Danijela is visibly moved as she recounts her side of the story. She has nothing but the highest praise for the doctors and nurses in Emergency and ICU, “They were all so incredible, so professional but also so caring and supportive. I can’t thank them enough.”

“I couldn’t believe what was happening to my daughter,” added Danijela, “She has always been so healthy, and I can’t tell you how scared I was seeing her with all those tubes and wires.” Danijela has had more than her share of challenges. As a young Macedonian bride, she lost her husband to lung cancer a little over nine years ago and has brought up her two daughters independently.

During her stay at St George Hospital, Mary was managed by a multidisciplinary team of doctors, nurses and allied health professionals. Her respiratory physician was Dr V Yozghatlian.

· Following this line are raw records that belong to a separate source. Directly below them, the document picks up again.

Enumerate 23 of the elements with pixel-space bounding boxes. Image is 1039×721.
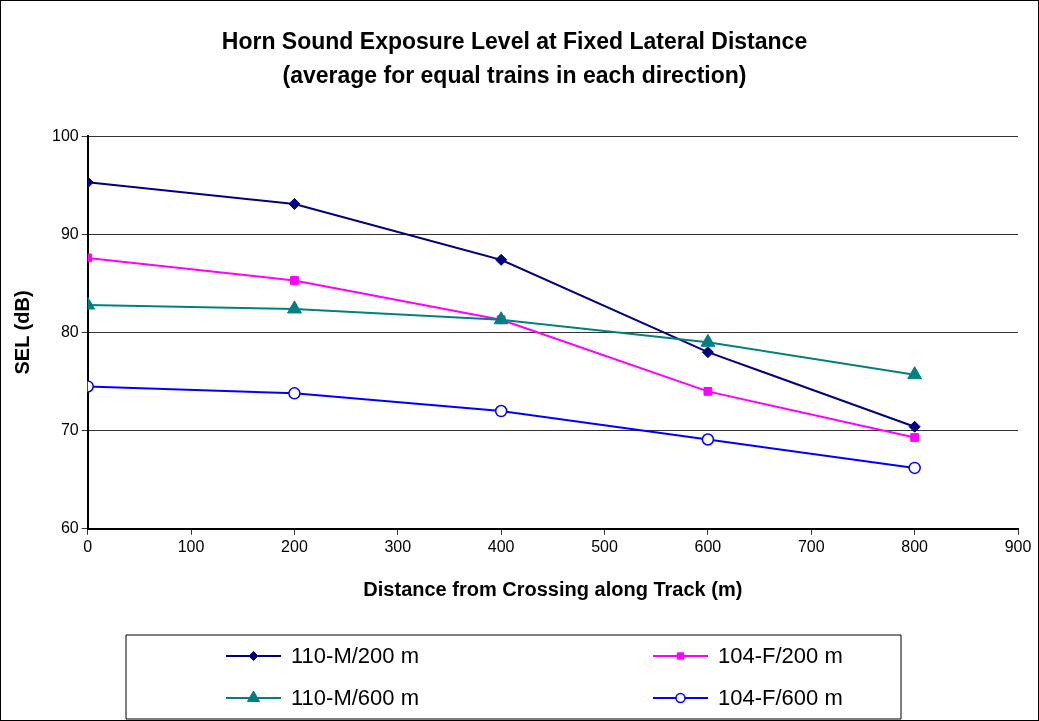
x-axis-title: Distance from Crossing along Track (m) bbox=[363, 577, 743, 600]
x-tick-label: 600 bbox=[694, 537, 722, 555]
y-tick-label: 90 bbox=[60, 224, 79, 242]
y-tick-label: 70 bbox=[60, 421, 79, 439]
x-tick-label: 0 bbox=[83, 537, 93, 555]
x-tick-label: 500 bbox=[591, 537, 618, 555]
chart-title: Horn Sound Exposure Level at Fixed Lateral Distance bbox=[221, 28, 808, 55]
x-tick-label: 100 bbox=[177, 537, 205, 555]
x-tick-label: 700 bbox=[797, 537, 825, 555]
legend-label: 110-M/200 m bbox=[291, 643, 419, 669]
x-tick-label: 200 bbox=[281, 537, 308, 555]
y-tick-label: 100 bbox=[51, 126, 79, 144]
y-tick-label: 80 bbox=[60, 322, 79, 340]
x-tick-label: 900 bbox=[1004, 537, 1032, 555]
legend-label: 110-M/600 m bbox=[291, 685, 419, 711]
x-tick-label: 300 bbox=[384, 537, 412, 555]
x-tick-label: 800 bbox=[901, 537, 929, 555]
chart-subtitle: (average for equal trains in each direction) bbox=[282, 61, 747, 88]
legend-label: 104-F/200 m bbox=[718, 643, 843, 669]
y-tick-label: 60 bbox=[60, 519, 79, 537]
legend-label: 104-F/600 m bbox=[718, 685, 843, 711]
x-tick-label: 400 bbox=[487, 537, 515, 555]
y-axis-title: SEL (dB) bbox=[10, 290, 33, 375]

Another specialist who was brought into the team was Professor Beng H Chong, a Haematologist and renowned world leader in research into clotting disorders such as DVT and PE.

Mary was treated with drugs to dissolve the clots as well as anti-coagulants (blood thinners) to prevent further clotting. She stayed in hospital for a month to ensure her body fully recovered from the trauma.

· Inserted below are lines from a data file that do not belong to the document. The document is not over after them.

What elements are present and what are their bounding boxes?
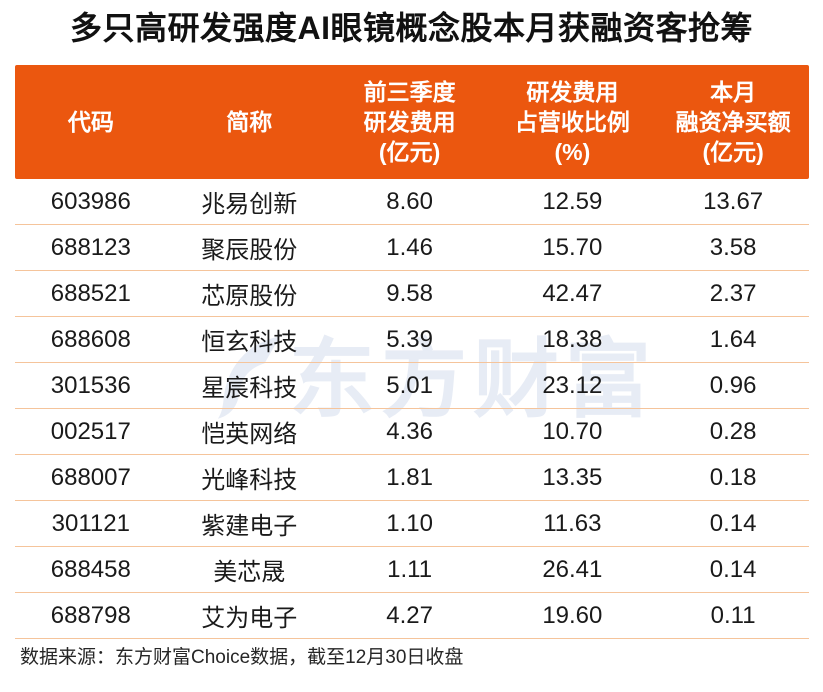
net-buy-amount: 13.67: [703, 187, 764, 215]
stock-code: 688458: [50, 555, 131, 583]
stock-code: 603986: [50, 187, 131, 215]
stocks-table: 东方财富 代码 简称 前三季度 研发费用 (亿元) 研发费用 占营收比例 (%) 本月 融资净买额…: [15, 65, 809, 639]
stock-name: 紫建电子: [201, 513, 298, 540]
stock-code: 688007: [50, 463, 131, 491]
rd-expense: 9.58: [386, 279, 433, 307]
table-row: 688608 恒玄科技 5.39 18.38 1.64: [15, 317, 809, 363]
table-body: 603986 兆易创新 8.60 12.59 13.67 688123 聚辰股份 1.46 15…: [15, 179, 809, 639]
rd-expense: 1.81: [386, 463, 433, 491]
table-row: 688521 芯原股份 9.58 42.47 2.37: [15, 271, 809, 317]
stock-name: 艾为电子: [201, 605, 298, 632]
rd-revenue-ratio: 15.70: [542, 233, 603, 261]
net-buy-amount: 0.28: [709, 417, 757, 445]
net-buy-amount: 0.96: [709, 371, 757, 399]
table-header-row: 代码 简称 前三季度 研发费用 (亿元) 研发费用 占营收比例 (%) 本月 融资净买额 (亿元): [15, 65, 809, 179]
stock-code: 688798: [50, 601, 131, 629]
stock-name: 兆易创新: [201, 191, 298, 218]
rd-expense: 1.46: [386, 233, 433, 261]
stock-name: 聚辰股份: [201, 237, 298, 264]
column-header-line: (亿元): [702, 139, 764, 165]
rd-expense: 4.27: [386, 601, 433, 629]
column-header-line: 占营收比例: [514, 109, 630, 135]
column-header-line: (亿元): [378, 139, 441, 165]
column-header-4: 本月融资净买额 (亿元): [657, 77, 809, 167]
column-header-0: 代码: [15, 107, 167, 137]
net-buy-amount: 0.18: [709, 463, 757, 491]
rd-expense: 1.11: [387, 555, 433, 583]
column-header-line: 本月: [710, 79, 757, 105]
rd-revenue-ratio: 19.60: [542, 601, 603, 629]
stock-code: 002517: [50, 417, 131, 445]
rd-revenue-ratio: 12.59: [542, 187, 603, 215]
rd-expense: 1.10: [386, 509, 433, 537]
table-row: 688798 艾为电子 4.27 19.60 0.11: [15, 593, 809, 639]
net-buy-amount: 0.11: [710, 601, 756, 629]
stock-name: 恒玄科技: [201, 329, 298, 356]
page-title: 多只高研发强度AI眼镜概念股本月获融资客抢筹: [69, 10, 753, 46]
net-buy-amount: 1.64: [709, 325, 757, 353]
rd-revenue-ratio: 42.47: [542, 279, 603, 307]
stock-name: 星宸科技: [201, 375, 298, 402]
table-row: 688123 聚辰股份 1.46 15.70 3.58: [15, 225, 809, 271]
rd-revenue-ratio: 26.41: [542, 555, 603, 583]
rd-revenue-ratio: 23.12: [542, 371, 603, 399]
stock-code: 301536: [50, 371, 131, 399]
rd-expense: 8.60: [386, 187, 433, 215]
column-header-3: 研发费用占营收比例 (%): [487, 77, 657, 167]
stock-code: 301121: [51, 509, 130, 537]
table-row: 301121 紫建电子 1.10 11.63 0.14: [15, 501, 809, 547]
table-row: 688007 光峰科技 1.81 13.35 0.18: [15, 455, 809, 501]
stock-name: 光峰科技: [201, 467, 298, 494]
rd-expense: 4.36: [386, 417, 433, 445]
table-row: 688458 美芯晟 1.11 26.41 0.14: [15, 547, 809, 593]
column-header-line: 融资净买额: [675, 109, 791, 135]
column-header-line: 代码: [67, 109, 114, 135]
net-buy-amount: 0.14: [709, 509, 757, 537]
stock-name: 美芯晟: [213, 559, 286, 586]
net-buy-amount: 2.37: [709, 279, 757, 307]
stock-code: 688123: [50, 233, 131, 261]
column-header-1: 简称: [167, 107, 332, 137]
rd-expense: 5.01: [386, 371, 433, 399]
rd-revenue-ratio: 11.63: [543, 509, 602, 537]
column-header-line: 前三季度: [363, 79, 456, 105]
stock-name: 芯原股份: [201, 283, 298, 310]
rd-revenue-ratio: 10.70: [542, 417, 603, 445]
table-row: 002517 恺英网络 4.36 10.70 0.28: [15, 409, 809, 455]
rd-expense: 5.39: [386, 325, 433, 353]
stock-code: 688521: [50, 279, 131, 307]
rd-revenue-ratio: 13.35: [542, 463, 603, 491]
column-header-2: 前三季度研发费用 (亿元): [332, 77, 488, 167]
net-buy-amount: 3.58: [709, 233, 757, 261]
column-header-line: 研发费用: [526, 79, 619, 105]
net-buy-amount: 0.14: [709, 555, 757, 583]
table-row: 603986 兆易创新 8.60 12.59 13.67: [15, 179, 809, 225]
stock-code: 688608: [50, 325, 131, 353]
rd-revenue-ratio: 18.38: [542, 325, 603, 353]
column-header-line: 研发费用: [363, 109, 456, 135]
table-row: 301536 星宸科技 5.01 23.12 0.96: [15, 363, 809, 409]
stock-name: 恺英网络: [201, 421, 298, 448]
column-header-line: (%): [554, 139, 591, 165]
source-note: 数据来源：东方财富Choice数据，截至12月30日收盘: [20, 647, 464, 668]
column-header-line: 简称: [226, 109, 273, 135]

The obvious question is why did this happen to a “healthy” 20-year-old woman? Prof Chong said there were several reasons. Tests revealed that Mary has Factor V Leiden, a fairly common change in a gene that controls a protein called Factor V.

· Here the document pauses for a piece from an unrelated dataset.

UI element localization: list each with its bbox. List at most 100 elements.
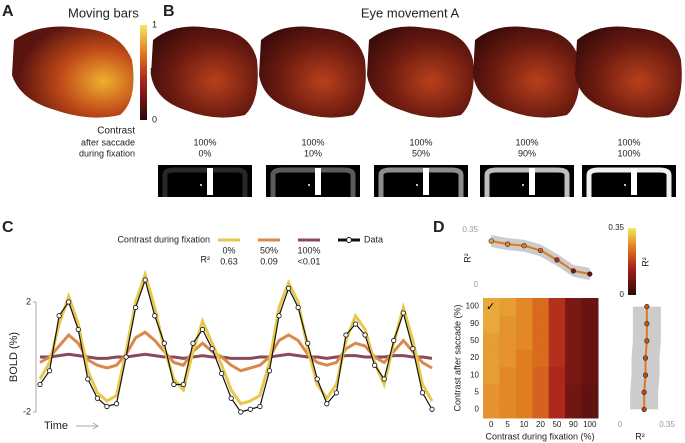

Factor V is a protein involved in blood clotting and the Factor V Leiden gene change is linked to an increased risk of blood clots. This gene mutation occurs in about 1 in every 25 Australians and most people do not develop blood clots. However, Mary had a few additional risk factors; she was taking a high estrogen contraceptive pill and had just experienced two long-haul flights.

Prof Chong is Director of Haematology, St George Hospital and a Conjoint Professor with the St George and Sutherland Clinical School, UNSW. He is a clinical research scientist and is highly respected for his expertise in the field of clotting and bleeding diseases. Prof Chong has a high-impact research history spanning basic science through to clinical research and SSMRF supported his work on the development of novel drugs to improve both the treatment and prevention of clotting disorders.

Consistent with this research, his team is currently examining the structure of clots to get important new insights of blood clot formation aiming to develop more effective treatments for DVT and PE. Just last year Prof Chong was awarded one of the inaugural Microbiome Research Centre (MRC) Grants to study the link between gut bacteria and immune bleeding and clotting diseases.

Professor Chong says, “Mary was very lucky to survive the massive PE she had. In Mary’s case, every health caregiver in the hospital played a vital part in saving this young woman’s life.”

Mary continues to see Professor Chong at St George Hospital as an outpatient and when I met her in March she was in good health. Will she be able to travel again? Prof Chong says yes but she will need to take some precautions before embarking on a long-haul flight. Mary is also now aware that her aching leg and swollen foot was a warning sign that something wasn’t quite right.

Thankfully this story has a happy ending, but I think Mary’s experience highlights the need for us to continue to foster and support our wonderful medical researchers at St George and Sutherland Hospitals. We know that hospitals with major research activity and achievements attract and retain the best staff.

I hope this story has both inspired you and given you some insight into the practical outcomes of medical research and how it can benefit all of us. I am sure you will agree that Danijela is an extraordinary mother and both Danijela and Mary have shown immense courage throughout this battle.